Anna Loos: "Werkzeugkasten" (Album)

loos2019 20190307 1005202952VÖ: 08.03.2019; Label: BMG/Warner; Katalognummer: n.b.; Musiker: Anna Loos (Gesang), Jakob Nebel (Gitarre), Christian Adameit (Bass), Conrad Oleak (Keyboard), Sönke Reich (Schlagzeug); Bemerkung: Dieses Album ist als CD, Stream und auf Schallplatte erschienen;

Titel:
Startschuss • Hier • Mut von Helden • Deine Mitte • Ich will dass du weißt • Was ich dir noch sagen wollte • Werkzeugkasten • Paris • Wenn du mich suchst • Echt und für immer • Kaputt • Wie beim ersten Mal


Pro: Der Startschuss für einen neuen Weg
(Rezension von Sarah Müller)

Anna Loos kennen viele - entweder als Schauspielerin (beispielsweise als Helen Dorn im ZDF), als Ehefrau von Schauspieler Jan Josef Liefers oder als Frontfrau der Band SILLY. 2019 geht die gebürtige Brandenburgerin neue Wege und setzt mit ihrem ersten Album "Werkzeugkasten" einen Startschuss Richtung Solokarriere.
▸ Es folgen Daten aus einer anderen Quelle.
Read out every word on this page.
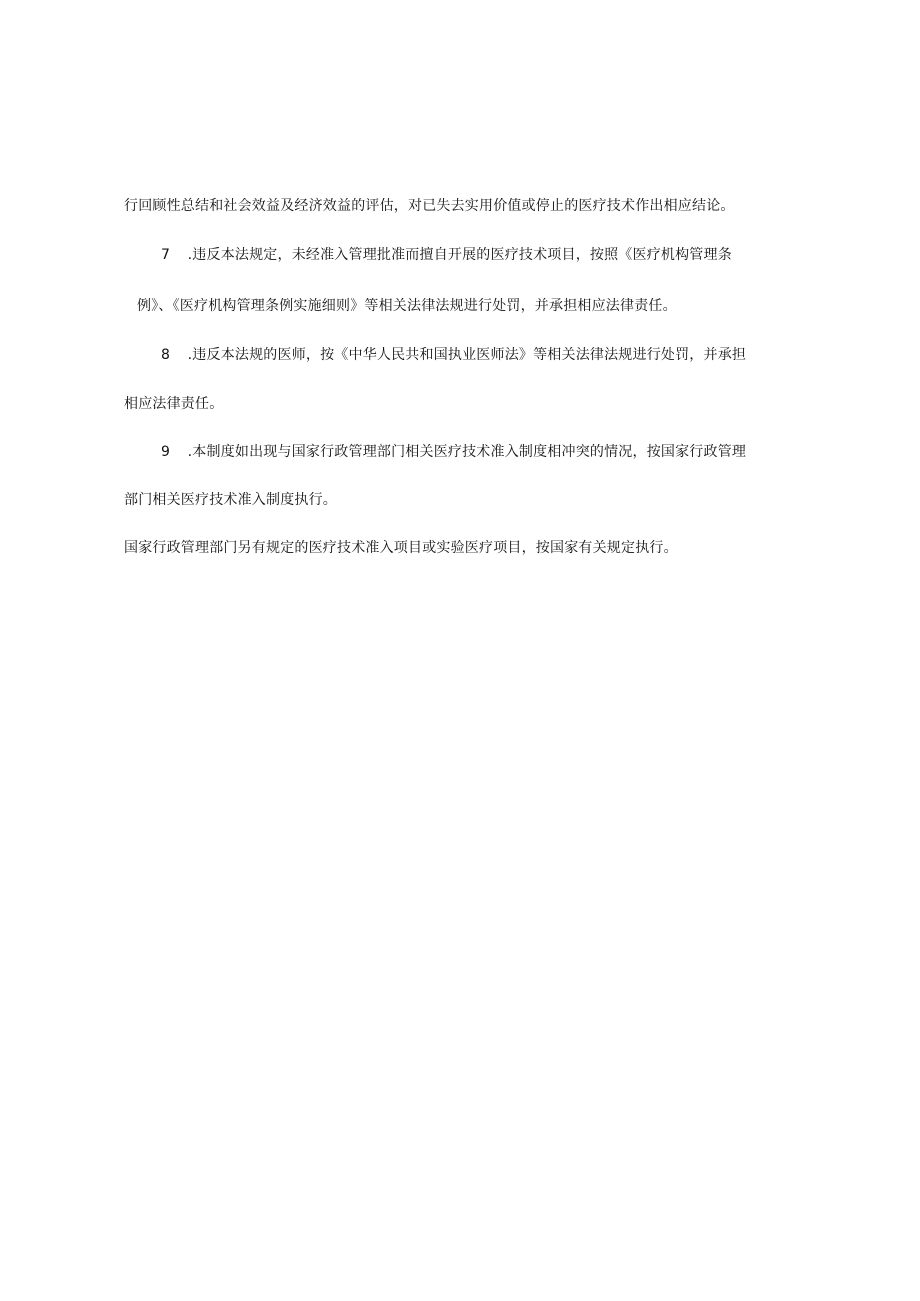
行回顾性总结和社会效益及经济效益的评估，对已失去实用价值或停止的医疗技术作出相应结论。

7 .违反本法规定，未经准入管理批准而擅自开展的医疗技术项目，按照《医疗机构管理条

例》、《医疗机构管理条例实施细则》等相关法律法规进行处罚，并承担相应法律责任。

8 .违反本法规的医师，按《中华人民共和国执业医师法》等相关法律法规进行处罚，并承担

相应法律责任。

9 .本制度如出现与国家行政管理部门相关医疗技术准入制度相冲突的情况，按国家行政管理

部门相关医疗技术准入制度执行。

国家行政管理部门另有规定的医疗技术准入项目或实验医疗项目，按国家有关规定执行。
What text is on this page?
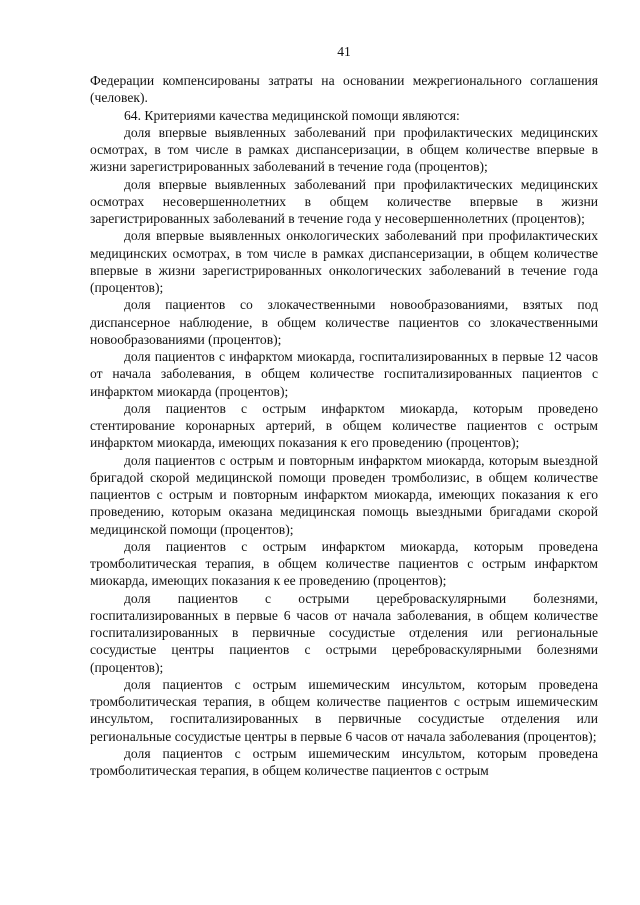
41

Федерации компенсированы затраты на основании межрегионального соглашения (человек).

64. Критериями качества медицинской помощи являются:

доля впервые выявленных заболеваний при профилактических медицинских осмотрах, в том числе в рамках диспансеризации, в общем количестве впервые в жизни зарегистрированных заболеваний в течение года (процентов);

доля впервые выявленных заболеваний при профилактических медицинских осмотрах несовершеннолетних в общем количестве впервые в жизни зарегистрированных заболеваний в течение года у несовершеннолетних (процентов);

доля впервые выявленных онкологических заболеваний при профилактических медицинских осмотрах, в том числе в рамках диспансеризации, в общем количестве впервые в жизни зарегистрированных онкологических заболеваний в течение года (процентов);

доля пациентов со злокачественными новообразованиями, взятых под диспансерное наблюдение, в общем количестве пациентов со злокачественными новообразованиями (процентов);

доля пациентов с инфарктом миокарда, госпитализированных в первые 12 часов от начала заболевания, в общем количестве госпитализированных пациентов с инфарктом миокарда (процентов);

доля пациентов с острым инфарктом миокарда, которым проведено стентирование коронарных артерий, в общем количестве пациентов с острым инфарктом миокарда, имеющих показания к его проведению (процентов);

доля пациентов с острым и повторным инфарктом миокарда, которым выездной бригадой скорой медицинской помощи проведен тромболизис, в общем количестве пациентов с острым и повторным инфарктом миокарда, имеющих показания к его проведению, которым оказана медицинская помощь выездными бригадами скорой медицинской помощи (процентов);

доля пациентов с острым инфарктом миокарда, которым проведена тромболитическая терапия, в общем количестве пациентов с острым инфарктом миокарда, имеющих показания к ее проведению (процентов);

доля пациентов с острыми цереброваскулярными болезнями, госпитализированных в первые 6 часов от начала заболевания, в общем количестве госпитализированных в первичные сосудистые отделения или региональные сосудистые центры пациентов с острыми цереброваскулярными болезнями (процентов);

доля пациентов с острым ишемическим инсультом, которым проведена тромболитическая терапия, в общем количестве пациентов с острым ишемическим инсультом, госпитализированных в первичные сосудистые отделения или региональные сосудистые центры в первые 6 часов от начала заболевания (процентов);

доля пациентов с острым ишемическим инсультом, которым проведена тромболитическая терапия, в общем количестве пациентов с острым
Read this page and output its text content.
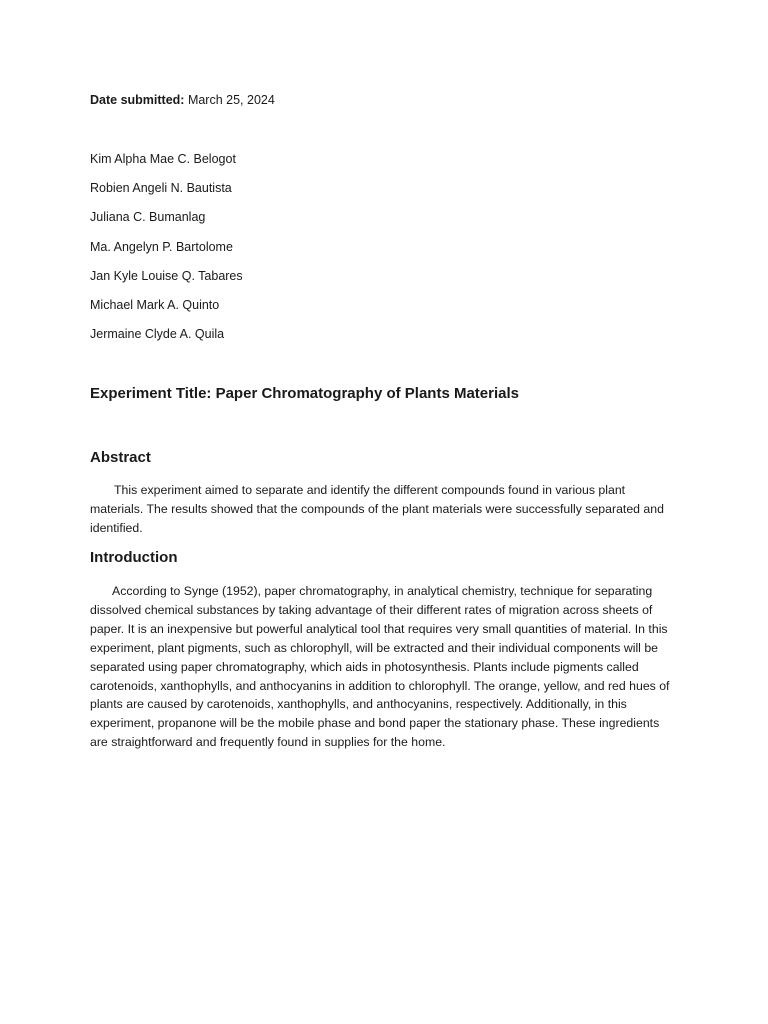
Date submitted: March 25, 2024
Kim Alpha Mae C. Belogot
Robien Angeli N. Bautista
Juliana C. Bumanlag
Ma. Angelyn P. Bartolome
Jan Kyle Louise Q. Tabares
Michael Mark A. Quinto
Jermaine Clyde A. Quila
Experiment Title: Paper Chromatography of Plants Materials
Abstract

This experiment aimed to separate and identify the different compounds found in various plant materials. The results showed that the compounds of the plant materials were successfully separated and identified.

Introduction

According to Synge (1952), paper chromatography, in analytical chemistry, technique for separating dissolved chemical substances by taking advantage of their different rates of migration across sheets of paper. It is an inexpensive but powerful analytical tool that requires very small quantities of material. In this experiment, plant pigments, such as chlorophyll, will be extracted and their individual components will be separated using paper chromatography, which aids in photosynthesis. Plants include pigments called carotenoids, xanthophylls, and anthocyanins in addition to chlorophyll. The orange, yellow, and red hues of plants are caused by carotenoids, xanthophylls, and anthocyanins, respectively. Additionally, in this experiment, propanone will be the mobile phase and bond paper the stationary phase. These ingredients are straightforward and frequently found in supplies for the home.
Als großer SILLY-Fan, der natürlich auch die vergangenen Wochen all die Schlagzeilen rund um SILLY und den zahlreichen Spekulationen um das weitere Bestehen der Band mitbekommen hat, war ich natürlich besonders gespannt, was Anna Loos allein auf die Beine stellt. Im Gegensatz zu wohl vielen anderen war mir von Anfang an klar, dass dieses Album nicht mit den SILLY-Alben zu vergleichen ist. Dieses Album trägt allein die Handschrift von Anna und so sollte dies auch betrachtet werden.
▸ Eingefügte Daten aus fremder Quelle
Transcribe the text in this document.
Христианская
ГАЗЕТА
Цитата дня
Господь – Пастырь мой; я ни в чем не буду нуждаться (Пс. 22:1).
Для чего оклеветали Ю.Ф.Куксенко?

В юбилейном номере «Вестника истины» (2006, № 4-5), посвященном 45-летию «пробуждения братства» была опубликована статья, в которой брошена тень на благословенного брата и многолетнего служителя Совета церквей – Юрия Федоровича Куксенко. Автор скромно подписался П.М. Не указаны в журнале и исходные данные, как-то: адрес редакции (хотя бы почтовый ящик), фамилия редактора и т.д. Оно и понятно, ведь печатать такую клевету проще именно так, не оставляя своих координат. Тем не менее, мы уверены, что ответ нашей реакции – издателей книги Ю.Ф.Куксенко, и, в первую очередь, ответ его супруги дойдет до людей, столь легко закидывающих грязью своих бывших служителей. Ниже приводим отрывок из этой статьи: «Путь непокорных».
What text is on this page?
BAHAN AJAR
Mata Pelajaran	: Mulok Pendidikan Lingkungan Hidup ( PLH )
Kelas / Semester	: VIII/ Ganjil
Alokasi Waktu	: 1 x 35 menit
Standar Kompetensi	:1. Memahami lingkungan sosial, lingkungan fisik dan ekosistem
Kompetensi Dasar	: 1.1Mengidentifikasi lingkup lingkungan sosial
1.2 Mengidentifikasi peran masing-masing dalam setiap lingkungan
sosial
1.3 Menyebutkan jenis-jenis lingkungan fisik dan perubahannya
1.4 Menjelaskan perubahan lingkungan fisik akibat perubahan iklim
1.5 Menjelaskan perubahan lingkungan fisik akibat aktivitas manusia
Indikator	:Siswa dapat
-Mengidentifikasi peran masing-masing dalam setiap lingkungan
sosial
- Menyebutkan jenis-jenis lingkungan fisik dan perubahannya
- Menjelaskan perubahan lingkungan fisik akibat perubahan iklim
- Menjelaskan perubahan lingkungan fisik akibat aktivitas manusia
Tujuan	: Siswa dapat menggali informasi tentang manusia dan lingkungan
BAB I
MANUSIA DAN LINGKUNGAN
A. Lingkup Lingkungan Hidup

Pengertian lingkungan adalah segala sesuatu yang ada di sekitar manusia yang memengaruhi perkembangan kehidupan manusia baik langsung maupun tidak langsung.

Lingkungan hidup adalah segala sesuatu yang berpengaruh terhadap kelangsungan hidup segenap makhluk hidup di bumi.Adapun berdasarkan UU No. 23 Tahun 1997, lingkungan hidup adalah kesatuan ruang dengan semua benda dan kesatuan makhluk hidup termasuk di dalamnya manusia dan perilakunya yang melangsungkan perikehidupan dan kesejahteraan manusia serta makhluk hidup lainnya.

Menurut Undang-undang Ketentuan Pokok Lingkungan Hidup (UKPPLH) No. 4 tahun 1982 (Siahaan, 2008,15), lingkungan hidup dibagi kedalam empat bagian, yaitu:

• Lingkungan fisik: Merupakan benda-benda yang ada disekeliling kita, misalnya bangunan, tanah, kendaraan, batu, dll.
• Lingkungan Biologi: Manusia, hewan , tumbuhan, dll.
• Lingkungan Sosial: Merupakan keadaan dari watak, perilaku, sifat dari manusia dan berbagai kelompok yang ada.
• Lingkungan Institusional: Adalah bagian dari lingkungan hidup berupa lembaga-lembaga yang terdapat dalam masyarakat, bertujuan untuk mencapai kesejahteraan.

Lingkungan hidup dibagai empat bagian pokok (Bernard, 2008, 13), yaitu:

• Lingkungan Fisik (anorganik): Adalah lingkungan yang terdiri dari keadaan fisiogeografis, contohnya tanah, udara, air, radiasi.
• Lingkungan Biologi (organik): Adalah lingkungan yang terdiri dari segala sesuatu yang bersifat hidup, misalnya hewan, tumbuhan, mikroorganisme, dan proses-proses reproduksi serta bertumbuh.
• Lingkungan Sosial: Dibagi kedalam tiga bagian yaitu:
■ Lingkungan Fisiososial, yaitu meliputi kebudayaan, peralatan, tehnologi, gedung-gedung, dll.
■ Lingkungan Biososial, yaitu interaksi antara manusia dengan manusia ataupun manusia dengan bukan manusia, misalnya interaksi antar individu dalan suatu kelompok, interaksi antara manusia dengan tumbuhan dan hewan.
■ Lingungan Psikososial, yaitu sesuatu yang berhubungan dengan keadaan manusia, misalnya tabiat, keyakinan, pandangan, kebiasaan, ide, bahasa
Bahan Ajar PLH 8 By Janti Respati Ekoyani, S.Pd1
Vier Songs hat Anna Loos bereits veröffentlicht: "Startschuss", "Werkzeugkasten", "Kaputt" und "Hier". Anna ist der deutschen Sprache und ihren Texten treu geblieben. Sie hat sich starke Unterstützung gesucht, beispielsweise von Ulf Sommer, Peter Plate, Mic Schröder und Conrad Oleak, die zusammen mit ihr insgesamt 12 Stücke geschrieben und produziert haben. Annas Texte werden wohl auch auf ihrem Album die Geister scheiden. Es gibt die großen Skeptiker, die Annas Texte als "Teenager Poesie" bezeichnen würden und es gibt die anderen. Die nicht 14 Jahre alt sein mögen und denen dennoch ihr Stil gefällt. Ich gehöre zu letzterem. Ich mochte bereits ihre Texte bei den letzten SILLY-Alben sehr.
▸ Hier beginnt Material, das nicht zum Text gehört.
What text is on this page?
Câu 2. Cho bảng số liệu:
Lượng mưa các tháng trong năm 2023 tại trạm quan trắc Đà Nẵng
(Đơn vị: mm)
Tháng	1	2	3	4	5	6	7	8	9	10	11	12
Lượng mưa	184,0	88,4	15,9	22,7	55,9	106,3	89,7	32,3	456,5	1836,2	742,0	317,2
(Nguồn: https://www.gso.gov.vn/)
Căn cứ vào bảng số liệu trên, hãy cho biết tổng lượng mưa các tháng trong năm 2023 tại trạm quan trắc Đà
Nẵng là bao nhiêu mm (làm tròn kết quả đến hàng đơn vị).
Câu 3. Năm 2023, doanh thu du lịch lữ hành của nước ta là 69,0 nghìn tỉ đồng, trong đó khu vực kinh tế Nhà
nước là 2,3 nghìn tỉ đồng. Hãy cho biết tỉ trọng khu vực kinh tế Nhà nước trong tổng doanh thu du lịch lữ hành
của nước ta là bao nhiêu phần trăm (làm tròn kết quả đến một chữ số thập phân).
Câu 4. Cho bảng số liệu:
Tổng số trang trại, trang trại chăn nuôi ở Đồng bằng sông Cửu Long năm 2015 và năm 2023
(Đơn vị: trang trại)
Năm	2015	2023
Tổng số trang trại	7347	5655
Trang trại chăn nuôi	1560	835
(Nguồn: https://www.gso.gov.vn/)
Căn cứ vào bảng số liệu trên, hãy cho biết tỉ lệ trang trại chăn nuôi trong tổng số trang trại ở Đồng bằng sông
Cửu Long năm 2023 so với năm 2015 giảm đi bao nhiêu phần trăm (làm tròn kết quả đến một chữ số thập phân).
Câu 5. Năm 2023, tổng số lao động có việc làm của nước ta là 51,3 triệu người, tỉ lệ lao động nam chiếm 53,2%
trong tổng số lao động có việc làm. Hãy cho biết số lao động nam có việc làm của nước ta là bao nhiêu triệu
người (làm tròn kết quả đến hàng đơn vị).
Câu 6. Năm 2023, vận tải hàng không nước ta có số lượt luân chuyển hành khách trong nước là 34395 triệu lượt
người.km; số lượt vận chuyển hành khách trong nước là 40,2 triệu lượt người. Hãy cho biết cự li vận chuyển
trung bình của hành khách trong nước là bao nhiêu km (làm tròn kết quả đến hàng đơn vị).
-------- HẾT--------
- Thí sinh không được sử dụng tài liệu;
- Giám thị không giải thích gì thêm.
Fast schon selbstredend beginnt das Album mit "Startschuss" - eine der schnelleren Nummern vom "Werkzeugkasten". Ein Lied, das nicht passender ihren Weg als Solokünstlerin einläuten kann. Es ist der Beginn ihrer eigenen gesanglichen Reise und man merkt im Laufe des Albums: Anna Loos hat sich die vergangenen Jahre auf eine große Suche begeben und bietet dem Zuhörer einen kleinen Einblick in genau diese. Das Album bringt einen Blick auf sie selbst, auf ihre Vergangenheit und ihren Wunsch nach Harmonie. Schnell wird klar, dass dieses Album sehr persönlich ist. Besonders durch den steten Vergleich mit Tamara Danz, ihrer Vorgängerin bei SILLY, musste sie sich jahrelang kämpfen. "Will ich der sein oder mehr sein, als andere in mir sehen?" Immer wieder wurde betont, sie sei nicht wie Tamara und sie gehöre nicht in die Band. Nun hat sie sich entschieden, vorerst aus Tamaras Fußstapfen zu treten und zeigt neben "Wenn du mich suchst" auch mit "Kaputt" ihre zerbrechliche Seite. "Für tausend Steine war ich das ungeschützte Ziel. Bin fast zerbrochen, hab jeden einzelnen gespürt." Anna Loos präsentiert sich gerne als selbstbewusste und starke Frau. Doch auch sie bleibt von all den harten "Steinen" nicht unberührt. Doch auch dies hat sie in den letzten Jahren versucht zu verarbeiten und anzunehmen: "Vielleicht sind all meine Fehler auch am Ende ganz normal. Hat etwas Liebe ab und zu gefehlt, ist jetzt egal."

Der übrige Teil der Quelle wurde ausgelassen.